Le 14 août dernier, le Comité des chefs d’état-major de la Cedeao – dont le Niger ne fait plus partie depuis le coup d’État de juillet 2023 – avait mis la lutte contre le terrorisme et la coopération régionale au centre de ses objectifs. Cette 42e réunion ordinaire du comité était présidée à Abuja par le général nigérian Christopher Musa.

« Du pragmatisme », malgré les « agents subversifs »

Cette rencontre d’Abuja avait pour objectif de travailler à l’activation de la force de lutte contre le terrorisme de la Cedeao, laquelle a été une nouvelle fois évoquée à Niamey le 28 août. « Même si le Niger ne fait plus partie de la Cedeao, une lutte régionale contre le terrorisme sans concertation avec les Nigériens n’aurait pas de sens », explique un expert en sécurité au Sahel.

« Il y a du pragmatisme des deux côtés de la frontière, où les militaires savent que la coopération régionale est indispensable pour lutter contre l’État islamique », ajoute cette source. Mais l’entente est encore loin d’être optimale, notamment en raison des nouvelles accusations lancées récemment par le chef de la junte nigérienne, le général Abdourahamane Tiani.

« [La] volonté maladive de déstabiliser le Niger s’est propagée à travers le repositionnement de tous les agents de la DGSE [Direction générale de la sécurité extérieure] française que nous avons chassés de notre territoire. Ils sont repositionnés au Bénin [et] au Nigeria », a affirmé Abdourahamane Tiani dans un discours à la télévision nigérienne le 4 août.

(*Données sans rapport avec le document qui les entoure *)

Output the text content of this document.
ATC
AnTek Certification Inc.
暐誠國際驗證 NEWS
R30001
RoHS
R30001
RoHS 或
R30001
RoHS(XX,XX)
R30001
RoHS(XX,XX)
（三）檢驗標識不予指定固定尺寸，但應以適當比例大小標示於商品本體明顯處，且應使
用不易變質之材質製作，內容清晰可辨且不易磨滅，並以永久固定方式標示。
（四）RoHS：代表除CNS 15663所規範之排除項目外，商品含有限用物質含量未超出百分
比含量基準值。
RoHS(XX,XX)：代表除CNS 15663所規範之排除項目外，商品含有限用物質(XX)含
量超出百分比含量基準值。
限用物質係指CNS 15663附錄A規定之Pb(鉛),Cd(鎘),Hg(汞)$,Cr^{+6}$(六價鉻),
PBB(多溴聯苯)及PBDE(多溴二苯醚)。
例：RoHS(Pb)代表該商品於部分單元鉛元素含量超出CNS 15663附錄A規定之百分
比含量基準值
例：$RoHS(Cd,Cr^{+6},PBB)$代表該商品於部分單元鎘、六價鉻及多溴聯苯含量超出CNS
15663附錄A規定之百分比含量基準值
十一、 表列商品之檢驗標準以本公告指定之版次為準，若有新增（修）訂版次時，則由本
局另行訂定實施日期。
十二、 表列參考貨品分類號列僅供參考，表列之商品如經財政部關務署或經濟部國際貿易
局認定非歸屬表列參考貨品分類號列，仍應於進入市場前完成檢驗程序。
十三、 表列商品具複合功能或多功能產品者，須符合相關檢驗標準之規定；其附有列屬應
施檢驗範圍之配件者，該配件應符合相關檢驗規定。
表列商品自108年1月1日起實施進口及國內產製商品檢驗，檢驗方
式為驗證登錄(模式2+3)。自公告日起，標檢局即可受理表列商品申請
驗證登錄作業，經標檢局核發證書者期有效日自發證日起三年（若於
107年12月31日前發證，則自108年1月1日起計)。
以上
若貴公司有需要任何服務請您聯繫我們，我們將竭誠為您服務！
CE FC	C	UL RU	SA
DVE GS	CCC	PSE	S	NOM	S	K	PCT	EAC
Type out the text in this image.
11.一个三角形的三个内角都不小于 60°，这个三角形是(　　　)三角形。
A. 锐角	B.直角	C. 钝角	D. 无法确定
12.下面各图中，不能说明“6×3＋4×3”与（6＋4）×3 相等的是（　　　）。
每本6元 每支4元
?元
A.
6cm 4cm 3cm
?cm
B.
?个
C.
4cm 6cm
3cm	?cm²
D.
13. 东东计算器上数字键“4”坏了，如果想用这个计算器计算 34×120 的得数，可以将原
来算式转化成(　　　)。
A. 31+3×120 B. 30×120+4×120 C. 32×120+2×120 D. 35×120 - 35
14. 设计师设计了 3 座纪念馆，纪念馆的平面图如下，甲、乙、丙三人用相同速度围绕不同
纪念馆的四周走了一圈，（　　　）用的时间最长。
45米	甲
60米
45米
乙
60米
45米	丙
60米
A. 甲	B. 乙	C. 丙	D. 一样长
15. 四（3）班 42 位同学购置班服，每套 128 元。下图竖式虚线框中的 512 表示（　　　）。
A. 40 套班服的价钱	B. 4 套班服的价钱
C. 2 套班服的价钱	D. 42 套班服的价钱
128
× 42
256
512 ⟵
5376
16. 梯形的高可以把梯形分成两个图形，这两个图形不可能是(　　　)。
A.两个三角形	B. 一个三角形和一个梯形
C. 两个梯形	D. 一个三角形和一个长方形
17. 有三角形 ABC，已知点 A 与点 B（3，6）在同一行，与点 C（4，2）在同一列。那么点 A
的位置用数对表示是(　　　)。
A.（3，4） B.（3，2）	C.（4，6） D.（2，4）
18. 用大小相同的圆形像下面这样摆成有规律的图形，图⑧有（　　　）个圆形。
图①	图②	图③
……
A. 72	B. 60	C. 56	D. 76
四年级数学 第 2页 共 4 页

Ces « agents subversifs » avaient ensuite, expliquait-il sans apporter de preuves, pris contact avec « des terroristes de Boko Haram et de l’Iswap [État islamique en Afrique de l’Ouest] » et leur avaient proposé « de partir en guerre ouverte contre les nouvelles autorités nigériennes qui [avaient] osé demander aux soldats français de quitter leur territoire ».

Le général Tiani, Kemi Seba et Mohamed Bazoum

Ces accusations d’alliance avec les terroristes – déjà portées des mois plus tôt par d’autres officiels nigériens – ont été rejetées par la France, le Bénin et le Nigeria. « Cette mise en avant d’un ennemi extérieur fait partie de la stratégie de communication d’Abdourahamane Tiani, qui s’adresse d’ailleurs davantage aux Nigériens qu’aux étrangers », soupire une source diplomatique.

« Même si les pertes face aux groupes jihadistes sont moins importantes que celles du Burkina Faso et du Mali, le Niger doit faire face à une situation sécuritaire qu’il ne parvient pas à améliorer. Il ne peut pas s’avouer en échec, donc mieux vaut mettre en avant des prétendues soutiens occidentaux aux terroristes », ajoute ce diplomate en poste dans le Sahel.

« Il y a la communication d’un côté, qui peut crisper les relations entre le Niger et ses voisins nigérien et béninois. Et puis il doit y avoir le pragmatisme, en particulier dans la lutte contre le terrorisme et dans l’économie », soupire un ancien ministre nigérien, qui note les récentes avancées en faveur de la réouverture de la frontière entre le Bénin et son pays.

« Mais que valent ces avancées, quand on donne ensuite un passeport diplomatique à Kemi Seba, l’un des principaux opposants à Patrice Talon ? » s’interroge-t-il. Autre symbole de ce pas de deux: ce 28 août, alors que Christopher Musa repartait de Niamey, Mohamed Bazoum faisait face aux enquêteurs de la gendarmerie chargés de l’enquête le visant notamment pour haute trahison.